Dos botellas y una charla de por medio

Actualizado
  • 02/11/2014 01:00
Creado
  • 02/11/2014 01:00
El hombre sentado en la barra finge conversar conmigo. El toma Coca Cola, yo me bajo una pinta

El hombre que desde la adolescencia no hace más que correr para matar el recuerdo, para matar lo ya muerto, se ha sentado junto a mí en la barra de la cantina. Yo he escrito sobre él, usé y tergiversé su historia en una de mis novelas. Nunca le he dirigido la palabra. Ahora es mi oportunidad; sin embargo, no lo hago de inmediato. He escuchado, aunque eso no lo he mencionado en mis textos, que en ocasiones ha reaccionado violentamente ante la gente que ha intentado entablar conversación con él. Sopeso mis movimientos y acciones. Quiero que el hombre se acostumbre a mi cercanía y a la posibilidad de la palabra. Dejo pasar un tiempo prudente. Bebo el último trago de mi cerveza, tomo valor y sin pensarlo más le pregunto si todavía corre. Me ha respondido que sí. Su respuesta ha sido llana y expedita. Me ha hablado sin mirarme, con los ojos fijos en el televisor, las yemas de los dedos apoyados en los flancos de la botella de cola que ha pedido, casi acariciándola, sintiendo, tal vez, el frío del vidrio. Luego me dedica una mirada que dura medio segundo y dice que sigue corriendo pero con menos frecuencia; corre cerca del río y de la montaña que está al lado del potrero de mi tío. Me sorprende que conozca ese dato. Siempre pensé que él, metido en su propio mundo, no tenía tiempo para saber quién era dueño de tal o cual potrero. Al hombre le faltan algunos dientes, y recuerdo aquella anécdota que lo involucra a él en una pelea callejera. Yo bebo mi cerveza y meto los ojos en el libro que he traído conmigo; finjo leer. Él bebe su gaseosa y mira las noticias de última hora. Por un momento pienso que, así como yo finjo leer, él ha fingido hablar conmigo.

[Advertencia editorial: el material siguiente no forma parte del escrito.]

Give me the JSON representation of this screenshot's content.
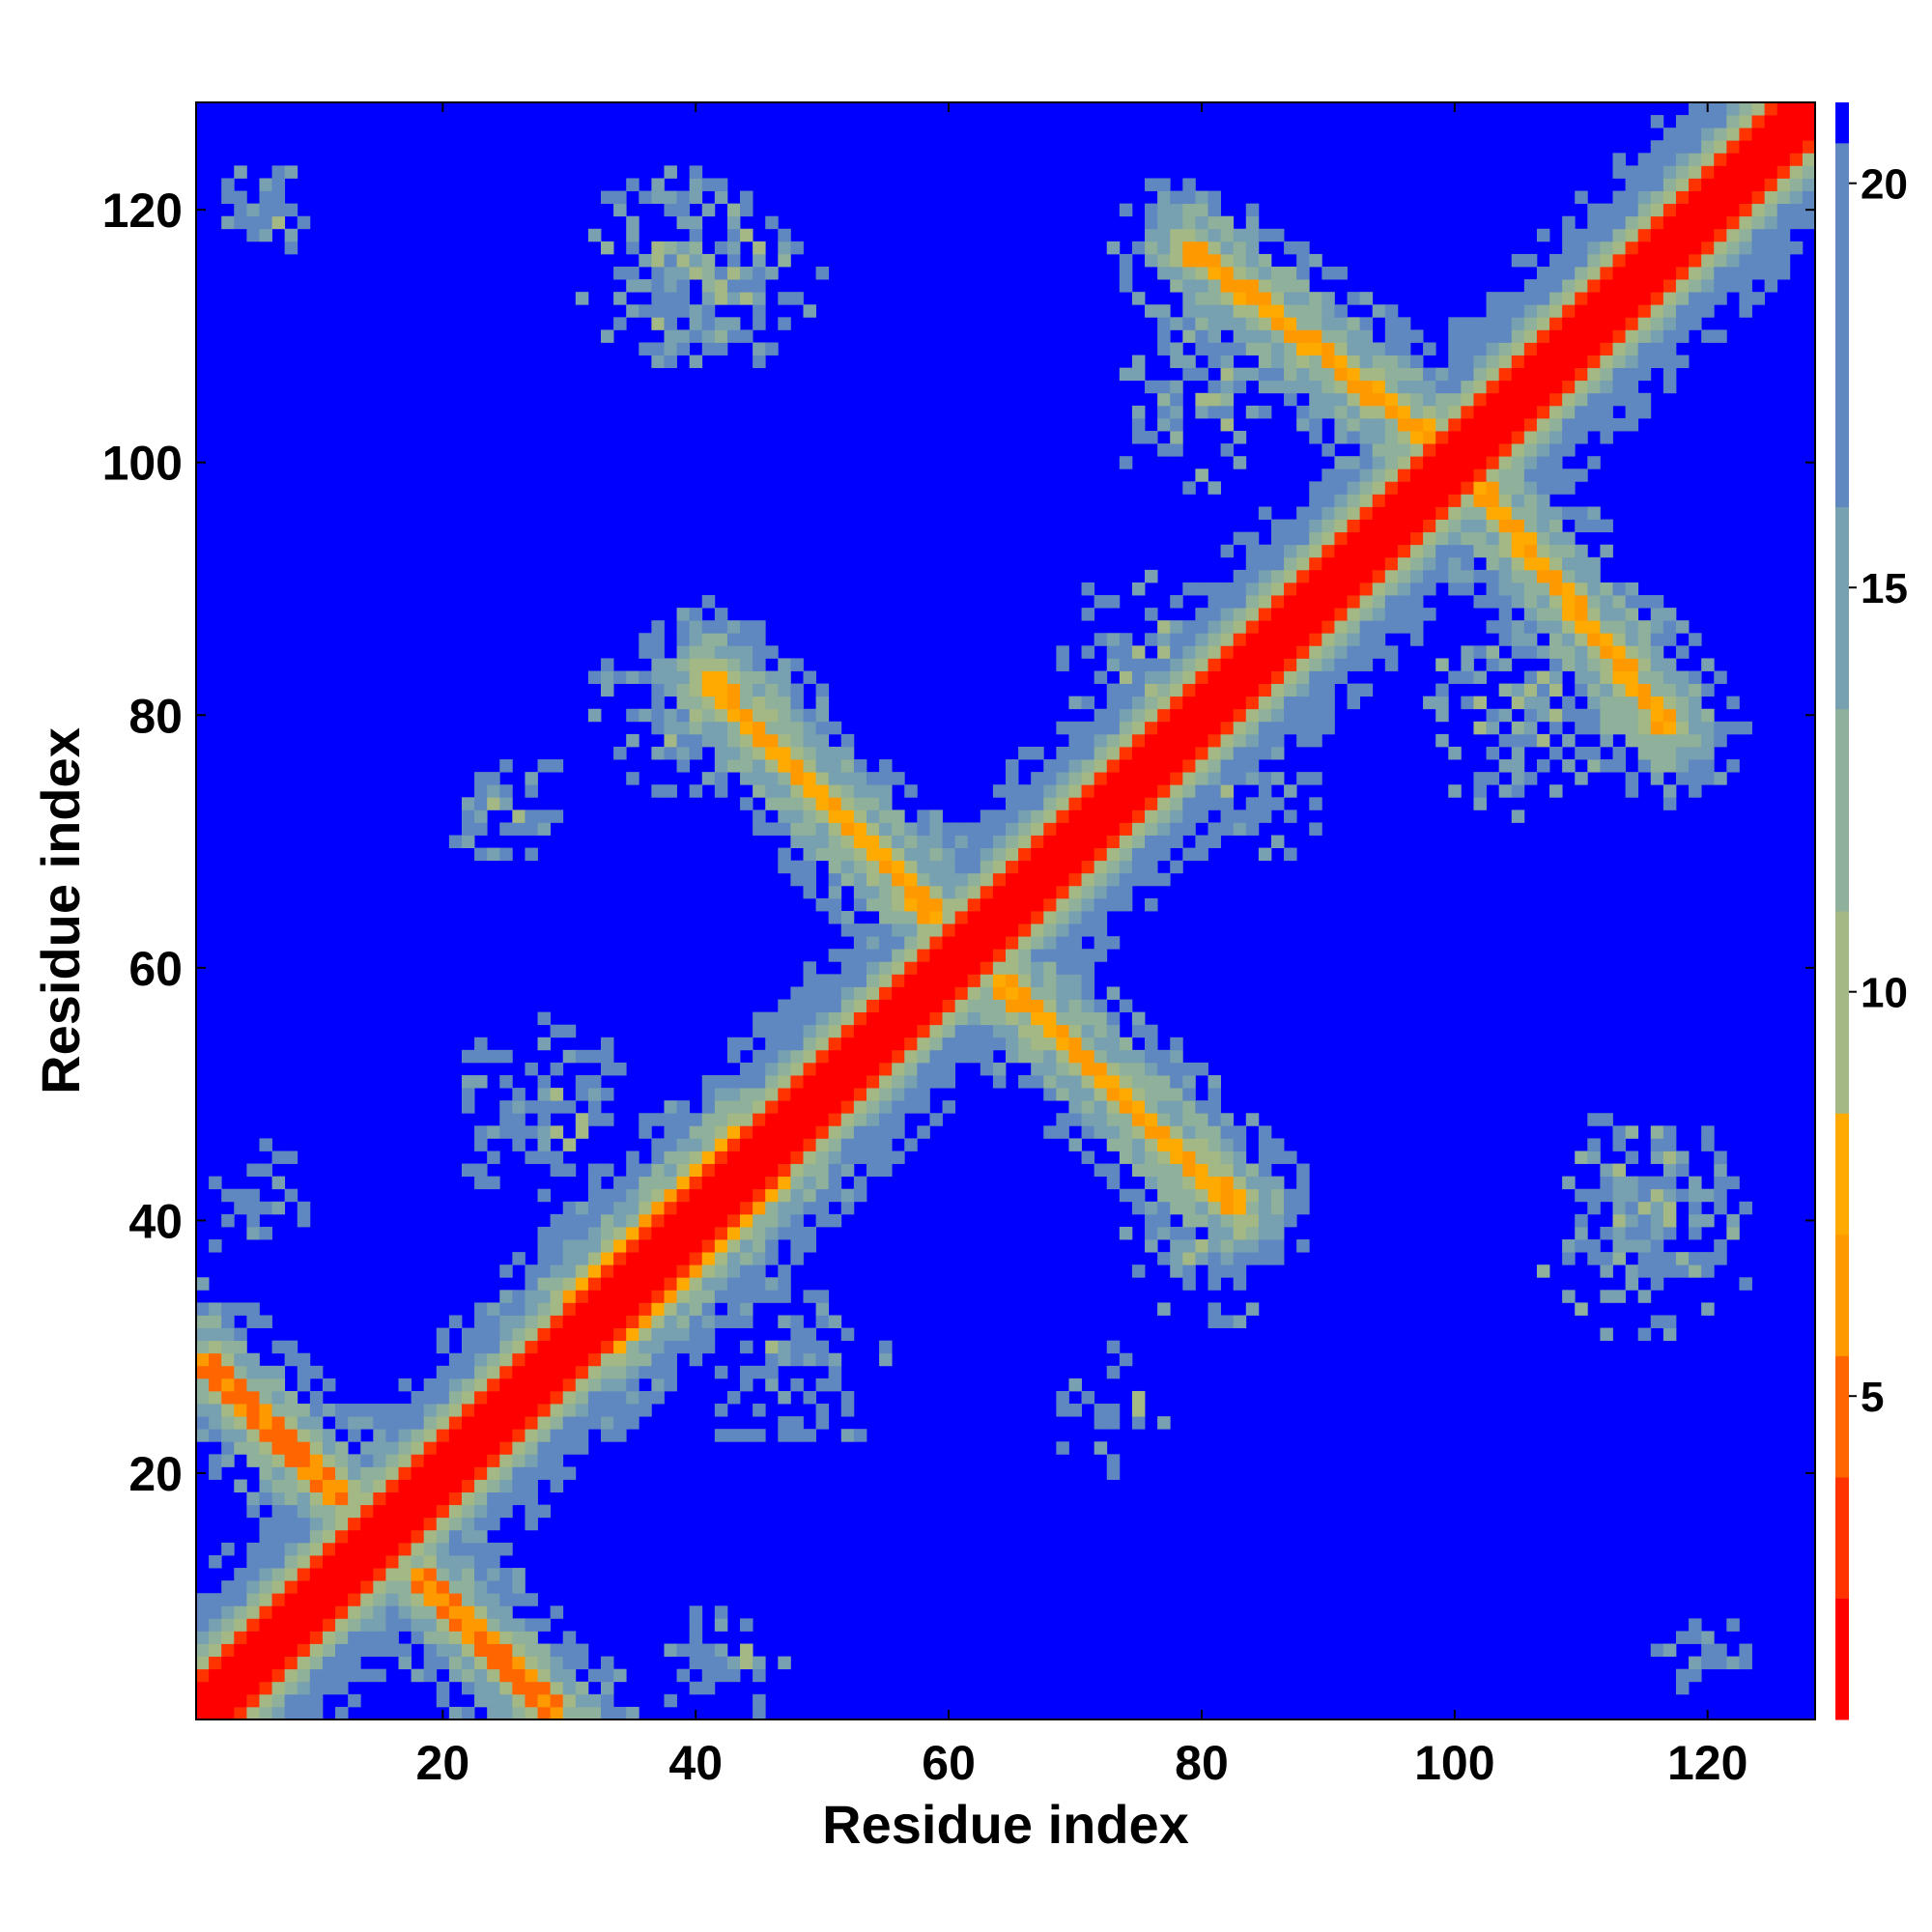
{
  "chart_data": {
    "type": "heatmap",
    "title": "",
    "xlabel": "Residue index",
    "ylabel": "Residue index",
    "xlim": [
      1,
      128
    ],
    "ylim": [
      1,
      128
    ],
    "x_ticks": [
      20,
      40,
      60,
      80,
      100,
      120
    ],
    "y_ticks": [
      20,
      40,
      60,
      80,
      100,
      120
    ],
    "colorbar": {
      "range": [
        1,
        21
      ],
      "ticks": [
        5,
        10,
        15,
        20
      ],
      "colors": [
        "#ff0000",
        "#ff3300",
        "#ff6600",
        "#ff9900",
        "#ffaa00",
        "#a4b885",
        "#8fb09a",
        "#77a0b0",
        "#5f88c0",
        "#0000ff"
      ],
      "boundaries": [
        1,
        2.5,
        4,
        5.5,
        7,
        8.5,
        11,
        13.5,
        16,
        20.5,
        21
      ]
    },
    "grid": false,
    "legend": "none",
    "description_values": {
      "matrix_size": 128,
      "far_value": 21,
      "diagonal_value": 1
    },
    "contact_features": [
      {
        "type": "diagonal",
        "from": [
          1,
          1
        ],
        "to": [
          128,
          128
        ],
        "value": 1
      },
      {
        "type": "antiparallel",
        "from": [
          1,
          29
        ],
        "to": [
          12,
          18
        ],
        "value": 6.5
      },
      {
        "type": "antiparallel",
        "from": [
          18,
          12
        ],
        "to": [
          29,
          1
        ],
        "value": 6.5
      },
      {
        "type": "parallel",
        "from": [
          30,
          33
        ],
        "to": [
          44,
          47
        ],
        "value": 7
      },
      {
        "type": "parallel",
        "from": [
          33,
          30
        ],
        "to": [
          47,
          44
        ],
        "value": 7
      },
      {
        "type": "antiparallel",
        "from": [
          41,
          83
        ],
        "to": [
          59,
          64
        ],
        "value": 7
      },
      {
        "type": "antiparallel",
        "from": [
          64,
          59
        ],
        "to": [
          83,
          41
        ],
        "value": 7
      },
      {
        "type": "antiparallel",
        "from": [
          79,
          117
        ],
        "to": [
          98,
          102
        ],
        "value": 7
      },
      {
        "type": "antiparallel",
        "from": [
          102,
          98
        ],
        "to": [
          117,
          79
        ],
        "value": 7
      }
    ],
    "contact_clusters": [
      {
        "center": [
          39,
          115
        ],
        "radius": 9,
        "value": 13
      },
      {
        "center": [
          115,
          39
        ],
        "radius": 9,
        "value": 13
      },
      {
        "center": [
          80,
          105
        ],
        "radius": 8,
        "value": 13
      },
      {
        "center": [
          105,
          80
        ],
        "radius": 8,
        "value": 13
      },
      {
        "center": [
          38,
          80
        ],
        "radius": 7,
        "value": 14
      },
      {
        "center": [
          80,
          38
        ],
        "radius": 7,
        "value": 14
      },
      {
        "center": [
          48,
          28
        ],
        "radius": 8,
        "value": 15
      },
      {
        "center": [
          28,
          48
        ],
        "radius": 8,
        "value": 15
      },
      {
        "center": [
          115,
          42
        ],
        "radius": 8,
        "value": 15
      },
      {
        "center": [
          42,
          115
        ],
        "radius": 8,
        "value": 15
      },
      {
        "center": [
          25,
          73
        ],
        "radius": 5,
        "value": 15
      },
      {
        "center": [
          73,
          25
        ],
        "radius": 5,
        "value": 15
      },
      {
        "center": [
          6,
          120
        ],
        "radius": 4,
        "value": 14
      },
      {
        "center": [
          120,
          6
        ],
        "radius": 4,
        "value": 14
      },
      {
        "center": [
          5,
          42
        ],
        "radius": 5,
        "value": 15
      },
      {
        "center": [
          42,
          5
        ],
        "radius": 5,
        "value": 15
      },
      {
        "center": [
          75,
          85
        ],
        "radius": 7,
        "value": 15
      },
      {
        "center": [
          85,
          75
        ],
        "radius": 7,
        "value": 15
      }
    ]
  }
}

Levanto la cabeza y miro la tarde. El sol no está. La noche ya viene. La noche viene lenta. Paso una página, pido otra cerveza y leo un primer párrafo, y justo cuando estoy retomando el hilo de la lectura, dispuesto a abandonar toda esperanza de una conversación profunda y extendida, ya satisfecho con el puñado de palabras que he recibido - que, en efecto, han sido más de las que esperaba - el hombre me dice que corre tres veces por semana, temprano, antes de que salga el sol, que por lo menos una vez al mes decide no tomar el atajo acostumbrado con dirección al río; que, por lo contrario, corre por el camino principal, por lo cual pasa frente a mi patio y puede ver por la ventana (que yo siempre tengo abierta a esas horas) que allí estoy, escribiendo, y que siempre se pregunta qué será lo que yo tanto escribo.

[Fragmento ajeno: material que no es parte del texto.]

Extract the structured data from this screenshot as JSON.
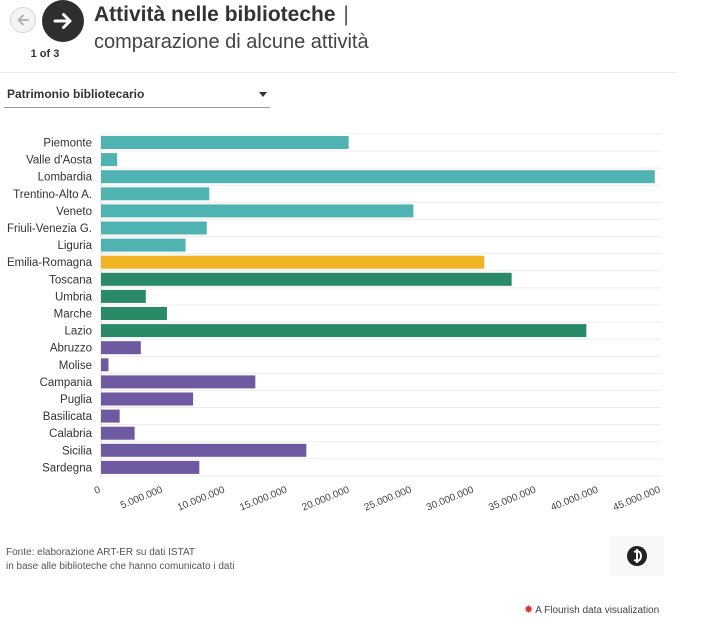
{
  "nav": {
    "counter": "1 of 3"
  },
  "header": {
    "title": "Attività nelle biblioteche",
    "separator": "|",
    "subtitle": "comparazione di alcune attività"
  },
  "dropdown": {
    "selected": "Patrimonio bibliotecario"
  },
  "chart_data": {
    "type": "bar",
    "orientation": "horizontal",
    "title": "Patrimonio bibliotecario",
    "categories": [
      "Piemonte",
      "Valle d'Aosta",
      "Lombardia",
      "Trentino-Alto A.",
      "Veneto",
      "Friuli-Venezia G.",
      "Liguria",
      "Emilia-Romagna",
      "Toscana",
      "Umbria",
      "Marche",
      "Lazio",
      "Abruzzo",
      "Molise",
      "Campania",
      "Puglia",
      "Basilicata",
      "Calabria",
      "Sicilia",
      "Sardegna"
    ],
    "values": [
      19900000,
      1300000,
      44500000,
      8700000,
      25100000,
      8500000,
      6800000,
      30800000,
      33000000,
      3600000,
      5300000,
      39000000,
      3200000,
      600000,
      12400000,
      7400000,
      1500000,
      2700000,
      16500000,
      7900000
    ],
    "colors": [
      "#4fb3b1",
      "#4fb3b1",
      "#4fb3b1",
      "#4fb3b1",
      "#4fb3b1",
      "#4fb3b1",
      "#4fb3b1",
      "#f0b323",
      "#2a8a66",
      "#2a8a66",
      "#2a8a66",
      "#2a8a66",
      "#6f59a0",
      "#6f59a0",
      "#6f59a0",
      "#6f59a0",
      "#6f59a0",
      "#6f59a0",
      "#6f59a0",
      "#6f59a0"
    ],
    "xlim": [
      0,
      45000000
    ],
    "ticks": [
      0,
      5000000,
      10000000,
      15000000,
      20000000,
      25000000,
      30000000,
      35000000,
      40000000,
      45000000
    ],
    "tick_labels": [
      "0",
      "5.000.000",
      "10.000.000",
      "15.000.000",
      "20.000.000",
      "25.000.000",
      "30.000.000",
      "35.000.000",
      "40.000.000",
      "45.000.000"
    ],
    "grid": "horizontal separators"
  },
  "footer": {
    "source_line1": "Fonte: elaborazione ART-ER su dati ISTAT",
    "source_line2": "in base alle biblioteche che hanno comunicato i dati",
    "credit": "A Flourish data visualization"
  }
}
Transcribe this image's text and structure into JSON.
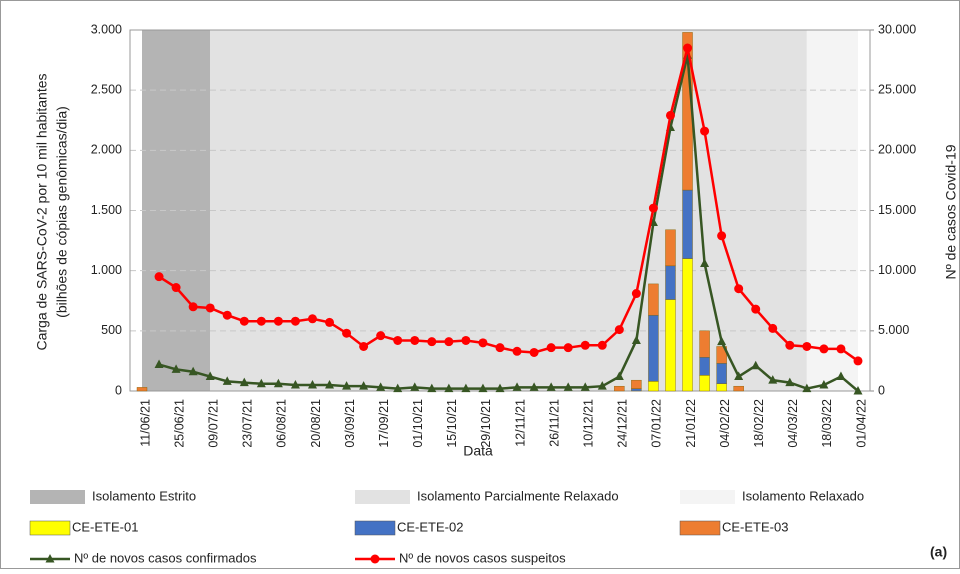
{
  "chart_data": {
    "type": "bar",
    "xlabel": "Data",
    "ylabel": [
      "Carga de SARS-CoV-2 por 10 mil habitantes",
      "(bilhões de cópias genômicas/dia)"
    ],
    "y2label": "Nº de casos Covid-19",
    "annotation": "(a)",
    "categories": [
      "11/06/21",
      null,
      "25/06/21",
      null,
      "09/07/21",
      null,
      "23/07/21",
      null,
      "06/08/21",
      null,
      "20/08/21",
      null,
      "03/09/21",
      null,
      "17/09/21",
      null,
      "01/10/21",
      null,
      "15/10/21",
      null,
      "29/10/21",
      null,
      "12/11/21",
      null,
      "26/11/21",
      null,
      "10/12/21",
      null,
      "24/12/21",
      null,
      "07/01/22",
      null,
      "21/01/22",
      null,
      "04/02/22",
      null,
      "18/02/22",
      null,
      "04/03/22",
      null,
      "18/03/22",
      null,
      "01/04/22"
    ],
    "ylim": [
      0,
      3000
    ],
    "yticks": [
      0,
      {
        "value": 500,
        "label": "500"
      },
      {
        "value": 1000,
        "label": "1.000"
      },
      {
        "value": 1500,
        "label": "1.500"
      },
      {
        "value": 2000,
        "label": "2.000"
      },
      {
        "value": 2500,
        "label": "2.500"
      },
      {
        "value": 3000,
        "label": "3.000"
      }
    ],
    "y2lim": [
      0,
      30000
    ],
    "y2ticks": [
      0,
      {
        "value": 5000,
        "label": "5.000"
      },
      {
        "value": 10000,
        "label": "10.000"
      },
      {
        "value": 15000,
        "label": "15.000"
      },
      {
        "value": 20000,
        "label": "20.000"
      },
      {
        "value": 25000,
        "label": "25.000"
      },
      {
        "value": 30000,
        "label": "30.000"
      }
    ],
    "grid": true,
    "regions": [
      {
        "name": "Isolamento Estrito",
        "color": "#b4b4b4",
        "start": 0,
        "end": 4
      },
      {
        "name": "Isolamento Parcialmente Relaxado",
        "color": "#e2e2e2",
        "start": 4,
        "end": 39
      },
      {
        "name": "Isolamento Relaxado",
        "color": "#f4f4f4",
        "start": 39,
        "end": 42
      }
    ],
    "series": [
      {
        "name": "CE-ETE-01",
        "type": "bar",
        "color": "#ffff00",
        "values": [
          null,
          null,
          null,
          null,
          null,
          null,
          null,
          null,
          null,
          null,
          null,
          null,
          null,
          null,
          null,
          null,
          null,
          null,
          null,
          null,
          null,
          null,
          null,
          null,
          null,
          null,
          null,
          null,
          null,
          null,
          80,
          760,
          1100,
          130,
          60,
          null,
          null,
          null,
          null,
          null,
          null,
          null,
          null
        ]
      },
      {
        "name": "CE-ETE-02",
        "type": "bar",
        "color": "#4472c4",
        "values": [
          null,
          null,
          null,
          null,
          null,
          null,
          null,
          null,
          null,
          null,
          null,
          null,
          null,
          null,
          null,
          null,
          null,
          null,
          null,
          null,
          null,
          null,
          null,
          null,
          null,
          null,
          null,
          null,
          null,
          20,
          550,
          280,
          570,
          150,
          170,
          null,
          null,
          null,
          null,
          null,
          null,
          null,
          null
        ]
      },
      {
        "name": "CE-ETE-03",
        "type": "bar",
        "color": "#ed7d31",
        "values": [
          30,
          null,
          null,
          null,
          null,
          null,
          null,
          null,
          null,
          null,
          null,
          null,
          null,
          null,
          null,
          null,
          null,
          null,
          null,
          null,
          null,
          null,
          null,
          null,
          null,
          null,
          null,
          null,
          40,
          70,
          260,
          300,
          1310,
          220,
          140,
          40,
          null,
          null,
          null,
          null,
          null,
          null,
          null
        ]
      },
      {
        "name": "Nº de novos casos confirmados",
        "type": "line",
        "marker": "triangle",
        "axis": "y2",
        "color": "#375623",
        "values": [
          null,
          2200,
          1800,
          1600,
          1200,
          800,
          700,
          600,
          600,
          500,
          500,
          500,
          400,
          400,
          300,
          200,
          300,
          200,
          200,
          200,
          200,
          200,
          300,
          300,
          300,
          300,
          300,
          400,
          1200,
          4200,
          14000,
          21900,
          27900,
          10600,
          4100,
          1200,
          2100,
          900,
          700,
          200,
          500,
          1200,
          0
        ]
      },
      {
        "name": "Nº de novos casos suspeitos",
        "type": "line",
        "marker": "circle",
        "axis": "y2",
        "color": "#ff0000",
        "values": [
          null,
          9500,
          8600,
          7000,
          6900,
          6300,
          5800,
          5800,
          5800,
          5800,
          6000,
          5700,
          4800,
          3700,
          4600,
          4200,
          4200,
          4100,
          4100,
          4200,
          4000,
          3600,
          3300,
          3200,
          3600,
          3600,
          3800,
          3800,
          5100,
          8100,
          15200,
          22900,
          28500,
          21600,
          12900,
          8500,
          6800,
          5200,
          3800,
          3700,
          3500,
          3500,
          2500
        ]
      }
    ]
  }
}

El hombre ha hablado y yo he sentido un extraño escalofrío. Lo he disimulado. Ahora soy yo el que callo. Organizo mis pensamientos, tomo un sorbo de cerveza, miro la televisión, regreso la mirada al párrafo y pretendo leer; me preparo para dar una respuesta. Entonces alzo la mirada y veo que el hombre se ha levantado sin hacer el menor ruido, y que ahora está sentado del otro lado de la barra, mirando la televisión sin poner atención a nada de lo que lo rodea. Se ha llevado la gaseosa con él. El hombre acaricia el vidrio frío.